30 marzo 2010

Dalla palestra una sestina doppia

asterDa L'aurea palestra dell'endecasillabo riportiamo una quarta sestina di Daniele Ventre, che presenta due particolarità: parole-rima greche e, soprattutto, il ripetersi del loro ciclo, cosicché raddoppia il numero delle strofe.



PALINODIA
AD HAGIOKHARIS


Tutto il potere elogerà del logos,
d'intepretare ogni più limpido ethos,
chi dispiega ali pronte oltre la physis;
pur, nel piegarsi alle angherie del nomos,
ripeterà, con angoscioso pathos,
l'autismo patologico dell'hybris.

Perché davvero questa è follia d'hybris,
presumere che in sé possegga il logos
forza bastante ad arginare il pathos
per cui l'uomo traligna dal suo ethos,
abbandonando l'ordine del nomos,
a folli disnomie nate per physis.

Questa violata verità di physis,
genera dal suo grembo orrida l'hybris,
per cui non si contempla ordine o nomos,
e ricade in follia, discorde, il logos,
così che un volto falso offre a te l'ethos,
per l'etica anestetica del pathos.

Forse in vuote parole senza pathos,
rinnoverai la vita della physis?
Forse riemergerà più schietto l'ethos,
per sottile o palese che sia l'hybris?
Forse infine saprà tornare il logos,
nella logica organica al suo nomos?

Legati a un alter ego imposto al nomos,
ahi, soggiaciamo a un nebuloso pathos;
torna per noi così carcere il logos,
stritolando gli impulsi della physis;
così cediamo al fervere dell'hybris,
ibridi inclini a una finzione d'ethos.

Per la fallace ambiguità dell'ethos,
nei canoni prescritti ormai dal nomos,
domina su di noi virtuale un'hybris
per cui non si ritrova requie al pathos:
poco ti giova avvincere la physis
fisicamente a duplicare il logos.

Slogo la mente a mentovare un logos
ventrepercetto in verità dell'ethos,
segnandola 'per verba' contro physis;
veleno mi varrà violare il nomos,
ma darò almeno ultimo sfogo al pathos,
senza patire colpo o assalto d'hybris.

Perché questa realtà pervasa d'hybris,
smarrisce ormai l'autorità del logos;
senza misura si abbandona al pathos
e non possiede norma o senso d'ethos;
tanto poté la vacuità del nomos,
di fronte all’anomia di questa physis!

Il centrifugo abisso della physis
ci spinge alla deriva ardua dell'hybris:
non troverai più difesa nel nomos,
tu che non hai limpidità di logos;
nulla potrà, pur multiforme, l'ethos,
sull'antietico emergere del pathos.

In altra età dall'armonia del pathos
s'ebbe palese un cardine alla physis,
a rimarcare i palpiti d'un ethos,
a respingere via dall'ego l'hybris,
relegata nei cardini del logos
a fondare la logica del nomos.

Ma se tanto mutasti dal tuo nomos,
come in altri saprai sedare il pathos?
Come dimostrerai la via del logos,
se tu stesso alterasti la tua physis?
Come per te si lotterà con l'hybris,
se ibridata è per te quest’ombra d’ethos?

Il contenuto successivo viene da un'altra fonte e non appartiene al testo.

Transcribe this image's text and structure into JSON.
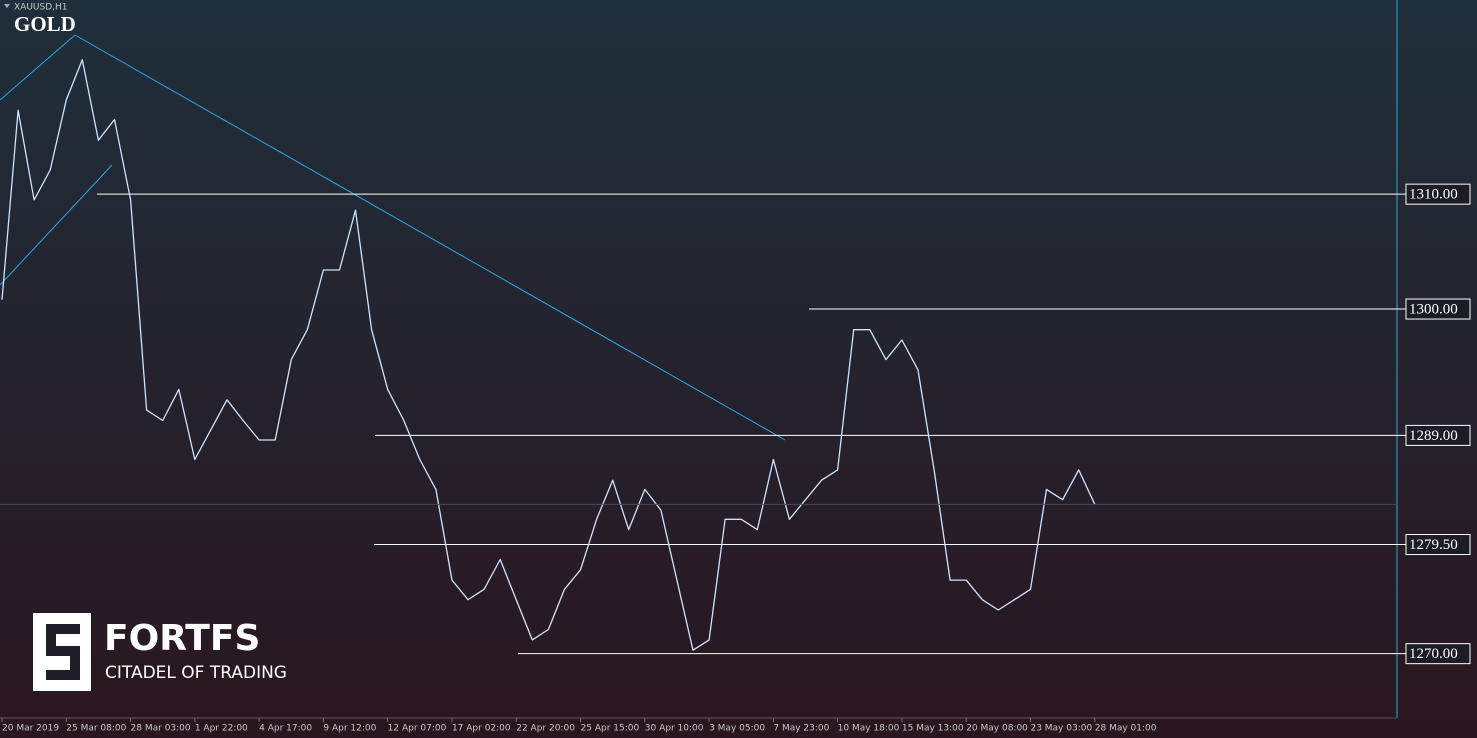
{
  "chart_data": {
    "type": "line",
    "symbol": "XAUUSD,H1",
    "title": "GOLD",
    "brand": "FORTFS",
    "brand_tagline": "CITADEL OF TRADING",
    "categories": [
      "20 Mar 2019",
      null,
      null,
      null,
      "25 Mar 08:00",
      null,
      null,
      null,
      "28 Mar 03:00",
      null,
      null,
      null,
      "1 Apr 22:00",
      null,
      null,
      null,
      "4 Apr 17:00",
      null,
      null,
      null,
      "9 Apr 12:00",
      null,
      null,
      null,
      "12 Apr 07:00",
      null,
      null,
      null,
      "17 Apr 02:00",
      null,
      null,
      null,
      "22 Apr 20:00",
      null,
      null,
      null,
      "25 Apr 15:00",
      null,
      null,
      null,
      "30 Apr 10:00",
      null,
      null,
      null,
      "3 May 05:00",
      null,
      null,
      null,
      "7 May 23:00",
      null,
      null,
      null,
      "10 May 18:00",
      null,
      null,
      null,
      "15 May 13:00",
      null,
      null,
      null,
      "20 May 08:00",
      null,
      null,
      null,
      "23 May 03:00",
      null,
      null,
      null,
      "28 May 01:00"
    ],
    "series": [
      {
        "name": "XAUUSD",
        "color": "#cfe4ff",
        "values": [
          1300.8,
          1317.3,
          1309.5,
          1312.1,
          1318.2,
          1321.7,
          1314.7,
          1316.5,
          1309.5,
          1291.2,
          1290.3,
          1293.0,
          1286.9,
          1289.5,
          1292.1,
          1290.3,
          1288.6,
          1288.6,
          1295.6,
          1298.2,
          1303.4,
          1303.4,
          1308.6,
          1298.2,
          1293.0,
          1290.3,
          1286.9,
          1284.3,
          1276.4,
          1274.7,
          1275.6,
          1278.2,
          1274.7,
          1271.2,
          1272.1,
          1275.6,
          1277.3,
          1281.7,
          1285.1,
          1280.8,
          1284.3,
          1282.5,
          1276.4,
          1270.3,
          1271.2,
          1281.7,
          1281.7,
          1280.8,
          1286.9,
          1281.7,
          1283.4,
          1285.1,
          1286.0,
          1298.2,
          1298.2,
          1295.6,
          1297.3,
          1294.7,
          1286.0,
          1276.4,
          1276.4,
          1274.7,
          1273.8,
          1274.7,
          1275.6,
          1284.3,
          1283.4,
          1286.0,
          1283.0
        ]
      }
    ],
    "ylim": [
      1264.4,
      1326.9
    ],
    "yticks": [
      {
        "value": 1310,
        "label": "1310.00"
      },
      {
        "value": 1300,
        "label": "1300.00"
      },
      {
        "value": 1289,
        "label": "1289.00"
      },
      {
        "value": 1279.5,
        "label": "1279.50"
      },
      {
        "value": 1270,
        "label": "1270.00"
      }
    ],
    "grid": true
  }
}
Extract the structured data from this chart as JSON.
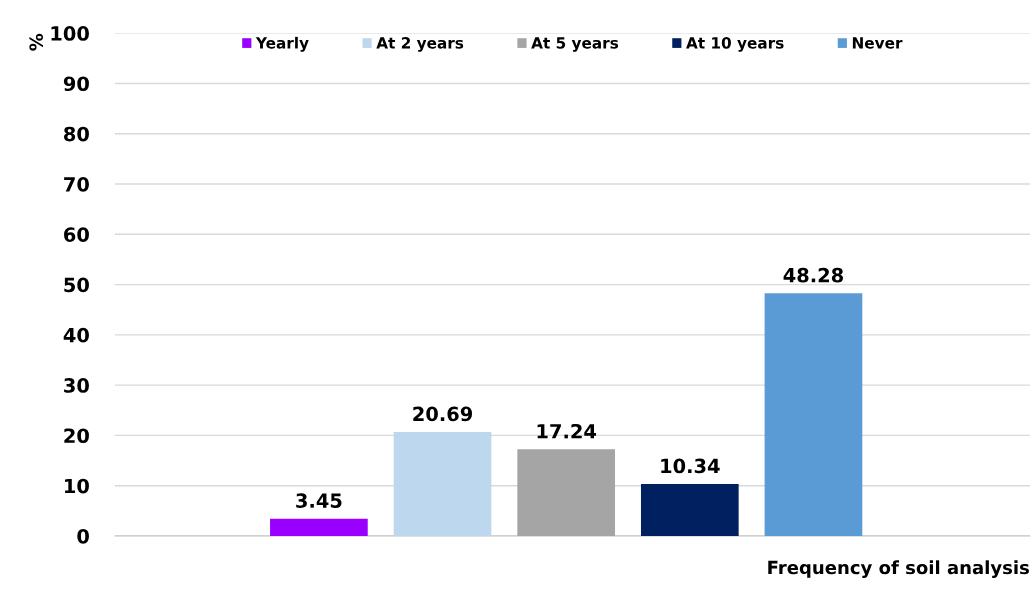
{
  "chart_data": {
    "type": "bar",
    "xlabel": "Frequency of soil analysis",
    "ylabel": "%",
    "categories": [
      null
    ],
    "series": [
      {
        "name": "Yearly",
        "color": "#9900ff",
        "values": [
          3.45
        ]
      },
      {
        "name": "At 2 years",
        "color": "#bdd7ee",
        "values": [
          20.69
        ]
      },
      {
        "name": "At 5 years",
        "color": "#a5a5a5",
        "values": [
          17.24
        ]
      },
      {
        "name": "At 10 years",
        "color": "#002060",
        "values": [
          10.34
        ]
      },
      {
        "name": "Never",
        "color": "#5b9bd5",
        "values": [
          48.28
        ]
      }
    ],
    "ylim": [
      0,
      100
    ],
    "yticks": [
      0,
      10,
      20,
      30,
      40,
      50,
      60,
      70,
      80,
      90,
      100
    ],
    "grid": "y",
    "legend": "top",
    "data_labels": true
  }
}
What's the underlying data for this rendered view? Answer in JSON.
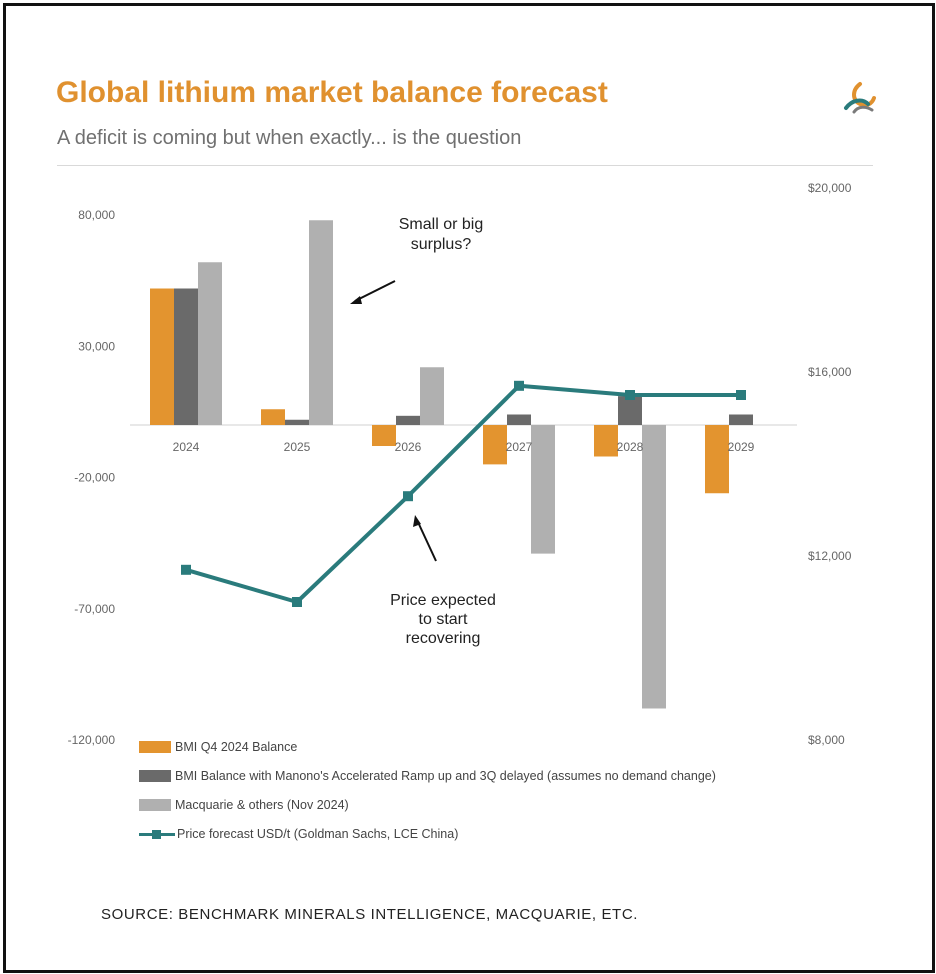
{
  "title": "Global lithium market balance forecast",
  "subtitle": "A deficit is coming but when exactly... is the question",
  "source": "SOURCE: BENCHMARK MINERALS INTELLIGENCE, MACQUARIE, ETC.",
  "logo_icon": "benchmark-swirl-logo",
  "colors": {
    "title": "#e0912f",
    "bmi_q4": "#e3942f",
    "bmi_manono": "#6a6a6a",
    "macquarie": "#b0b0b0",
    "price": "#2a7b7c"
  },
  "annotations": {
    "surplus": [
      "Small or big",
      "surplus?"
    ],
    "recovery": [
      "Price expected",
      "to start",
      "recovering"
    ]
  },
  "chart_data": {
    "type": "bar",
    "categories": [
      "2024",
      "2025",
      "2026",
      "2027",
      "2028",
      "2029"
    ],
    "left_axis": {
      "ticks": [
        "80,000",
        "30,000",
        "-20,000",
        "-70,000",
        "-120,000"
      ],
      "tick_values": [
        80000,
        30000,
        -20000,
        -70000,
        -120000
      ],
      "ylim": [
        -120000,
        80000
      ]
    },
    "right_axis": {
      "ticks": [
        "$20,000",
        "$16,000",
        "$12,000",
        "$8,000"
      ],
      "tick_values": [
        20000,
        16000,
        12000,
        8000
      ],
      "ylim": [
        8000,
        20000
      ]
    },
    "series": [
      {
        "name": "BMI Q4 2024 Balance",
        "type": "bar",
        "values": [
          52000,
          6000,
          -8000,
          -15000,
          -12000,
          -26000
        ]
      },
      {
        "name": "BMI Balance with Manono's Accelerated Ramp up and 3Q delayed (assumes no demand change)",
        "type": "bar",
        "values": [
          52000,
          2000,
          3500,
          4000,
          11000,
          4000
        ]
      },
      {
        "name": "Macquarie & others (Nov 2024)",
        "type": "bar",
        "values": [
          62000,
          78000,
          22000,
          -49000,
          -108000,
          null
        ]
      },
      {
        "name": "Price forecast USD/t (Goldman Sachs, LCE China)",
        "type": "line",
        "axis": "right",
        "values": [
          11700,
          11000,
          13300,
          15700,
          15500,
          15500
        ]
      }
    ],
    "grid": false,
    "legend_position": "bottom-left"
  }
}
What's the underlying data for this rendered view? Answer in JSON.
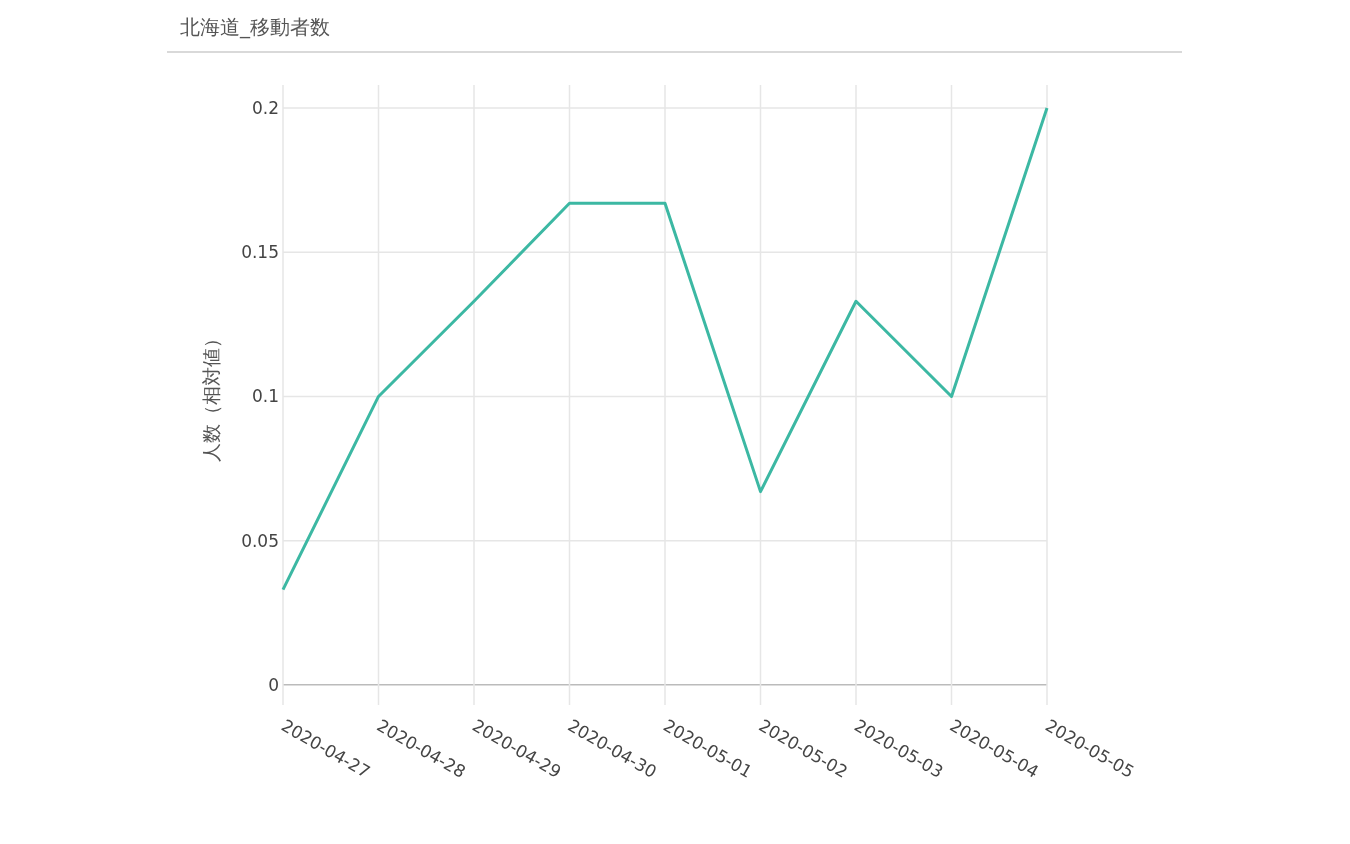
{
  "chart_data": {
    "type": "line",
    "title": "北海道_移動者数",
    "ylabel": "人数（相対値）",
    "x": [
      "2020-04-27",
      "2020-04-28",
      "2020-04-29",
      "2020-04-30",
      "2020-05-01",
      "2020-05-02",
      "2020-05-03",
      "2020-05-04",
      "2020-05-05"
    ],
    "series": [
      {
        "color": "#3cb8a3",
        "values": [
          0.033,
          0.1,
          0.133,
          0.167,
          0.167,
          0.067,
          0.133,
          0.1,
          0.2
        ]
      }
    ],
    "xlim": [
      "2020-04-27",
      "2020-05-05"
    ],
    "xticks": [
      "2020-04-27",
      "2020-04-28",
      "2020-04-29",
      "2020-04-30",
      "2020-05-01",
      "2020-05-02",
      "2020-05-03",
      "2020-05-04",
      "2020-05-05"
    ],
    "ylim": [
      -0.007,
      0.208
    ],
    "yticks": [
      0,
      0.05,
      0.1,
      0.15,
      0.2
    ],
    "grid": true
  }
}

Più schietto, meno scaltro, io più scrio d'ethos,
evoco forse il fantasma d'un nomos
che non mi scampa alla follia dell'hybris,
pullulante qual idra al fiero pathos;
così nel degradare della physis
fisicamente affiochisce il mio logos.

E si oblitera il logos nudo d'ethos,
chinandosi alla physis senza nomos,
perché nel pathos resti ibrida l'hybris.